The most recognizable PDF MCP servers (MarkItDown, Docling) read PDFs; generating them is a younger niche led by mcp-pandoc, pdfme, and a handful of focused tools. Match the choice to your starting point — Markdown/HTML → a converter; data or a prompt → a document generator like PDFMakerAPI — and your agent goes from “writes about the invoice” to “hands you the invoice.”

Frequently asked questions

What is an MCP server?

An MCP (Model Context Protocol) server exposes tools that an AI agent can call directly. For PDFs, that means an agent in Claude, Cursor, or ChatGPT can generate a document by calling the server's tool — with no custom, per-client integration code.

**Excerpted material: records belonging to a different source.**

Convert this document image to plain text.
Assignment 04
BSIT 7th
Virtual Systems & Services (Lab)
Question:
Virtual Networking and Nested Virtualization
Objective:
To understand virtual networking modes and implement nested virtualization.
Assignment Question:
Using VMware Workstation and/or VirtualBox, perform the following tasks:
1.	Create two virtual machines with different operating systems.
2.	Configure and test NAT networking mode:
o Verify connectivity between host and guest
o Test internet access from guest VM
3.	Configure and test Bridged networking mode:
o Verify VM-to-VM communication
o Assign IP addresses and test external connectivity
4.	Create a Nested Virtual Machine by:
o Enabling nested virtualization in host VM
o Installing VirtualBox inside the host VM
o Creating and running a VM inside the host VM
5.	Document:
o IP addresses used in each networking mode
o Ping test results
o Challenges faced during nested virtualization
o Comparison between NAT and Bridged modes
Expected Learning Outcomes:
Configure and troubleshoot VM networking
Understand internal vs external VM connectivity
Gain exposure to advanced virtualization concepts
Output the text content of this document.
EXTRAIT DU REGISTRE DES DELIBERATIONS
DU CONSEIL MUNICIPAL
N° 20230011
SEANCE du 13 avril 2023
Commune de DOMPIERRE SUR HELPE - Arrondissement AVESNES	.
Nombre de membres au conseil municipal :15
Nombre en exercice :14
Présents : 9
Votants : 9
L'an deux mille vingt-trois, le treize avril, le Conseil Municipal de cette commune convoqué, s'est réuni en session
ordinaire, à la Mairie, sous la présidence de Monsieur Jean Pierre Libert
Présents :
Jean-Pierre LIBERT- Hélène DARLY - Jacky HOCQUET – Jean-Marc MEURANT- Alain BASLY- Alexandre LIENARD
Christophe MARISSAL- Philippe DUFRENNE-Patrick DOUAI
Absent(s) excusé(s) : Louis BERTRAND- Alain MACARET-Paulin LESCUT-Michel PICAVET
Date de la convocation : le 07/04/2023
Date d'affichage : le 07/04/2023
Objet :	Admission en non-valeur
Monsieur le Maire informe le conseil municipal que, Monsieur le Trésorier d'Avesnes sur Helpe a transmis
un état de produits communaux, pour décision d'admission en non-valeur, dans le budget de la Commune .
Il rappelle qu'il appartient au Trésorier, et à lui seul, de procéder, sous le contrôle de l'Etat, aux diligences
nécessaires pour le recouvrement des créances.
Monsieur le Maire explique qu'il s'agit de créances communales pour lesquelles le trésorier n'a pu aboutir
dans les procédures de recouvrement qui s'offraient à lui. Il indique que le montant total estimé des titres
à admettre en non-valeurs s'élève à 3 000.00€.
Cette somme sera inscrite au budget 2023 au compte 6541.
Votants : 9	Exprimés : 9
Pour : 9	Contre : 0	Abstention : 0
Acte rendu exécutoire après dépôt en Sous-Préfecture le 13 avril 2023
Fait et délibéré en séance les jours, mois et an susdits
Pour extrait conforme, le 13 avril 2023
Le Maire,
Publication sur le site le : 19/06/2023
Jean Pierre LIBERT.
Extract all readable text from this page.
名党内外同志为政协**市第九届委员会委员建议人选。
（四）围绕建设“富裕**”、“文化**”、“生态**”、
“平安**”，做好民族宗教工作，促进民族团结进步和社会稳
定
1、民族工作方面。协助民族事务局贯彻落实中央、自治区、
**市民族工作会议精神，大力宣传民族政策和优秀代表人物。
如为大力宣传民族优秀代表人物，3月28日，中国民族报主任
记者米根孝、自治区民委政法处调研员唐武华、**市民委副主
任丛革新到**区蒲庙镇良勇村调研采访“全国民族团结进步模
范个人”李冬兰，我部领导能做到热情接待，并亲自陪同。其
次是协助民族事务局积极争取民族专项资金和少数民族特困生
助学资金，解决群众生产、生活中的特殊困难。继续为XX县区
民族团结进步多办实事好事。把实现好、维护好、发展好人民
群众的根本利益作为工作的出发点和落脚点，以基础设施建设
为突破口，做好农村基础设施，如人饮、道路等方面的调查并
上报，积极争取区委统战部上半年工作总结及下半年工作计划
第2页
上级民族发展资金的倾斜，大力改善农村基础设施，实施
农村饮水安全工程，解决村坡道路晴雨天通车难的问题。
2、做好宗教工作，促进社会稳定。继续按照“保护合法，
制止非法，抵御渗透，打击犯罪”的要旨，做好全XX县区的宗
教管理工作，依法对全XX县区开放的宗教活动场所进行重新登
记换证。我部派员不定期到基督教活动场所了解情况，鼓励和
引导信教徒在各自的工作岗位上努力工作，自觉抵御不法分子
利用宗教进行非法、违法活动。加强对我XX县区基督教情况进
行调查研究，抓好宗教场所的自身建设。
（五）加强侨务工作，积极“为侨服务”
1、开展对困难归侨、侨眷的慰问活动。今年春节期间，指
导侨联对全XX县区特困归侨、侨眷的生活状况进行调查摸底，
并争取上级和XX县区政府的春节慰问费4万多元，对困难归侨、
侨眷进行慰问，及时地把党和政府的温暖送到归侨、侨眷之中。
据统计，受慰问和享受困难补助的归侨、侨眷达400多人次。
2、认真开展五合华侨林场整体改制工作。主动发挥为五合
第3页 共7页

What's the most popular PDF MCP server?

The most popular ones are readers, not generators — Microsoft's MarkItDown (~156k GitHub stars) and IBM's Docling (~61k) convert PDFs and other files into Markdown. For actually generating PDFs, mcp-pandoc is the most-starred true generator (~560 stars).

Can Claude or ChatGPT generate PDFs with an MCP server?

Yes. Point the client at an MCP server and the agent can call it. Desktop clients like Claude Desktop and Cursor run a local server via npx; web clients like Claude.ai and ChatGPT connect to a hosted endpoint as a custom connector.

Are there free MCP servers for generating PDFs?

Yes. mcp-pandoc, pdfme, and markdown2pdf-mcp are open source, and PDFMakerAPI has a free tier with no API key. Note that several popular "PDF MCP servers" — like MarkItDown and Docling — only read or convert PDFs rather than generate them.

What's the difference between a PDF converter and a document-generator MCP server?

A converter turns content your agent already has — Markdown or HTML — into a PDF. A document generator builds a structured, branded document (an invoice, certificate, or report) from data or a plain-English prompt using a template, and can return an editable result.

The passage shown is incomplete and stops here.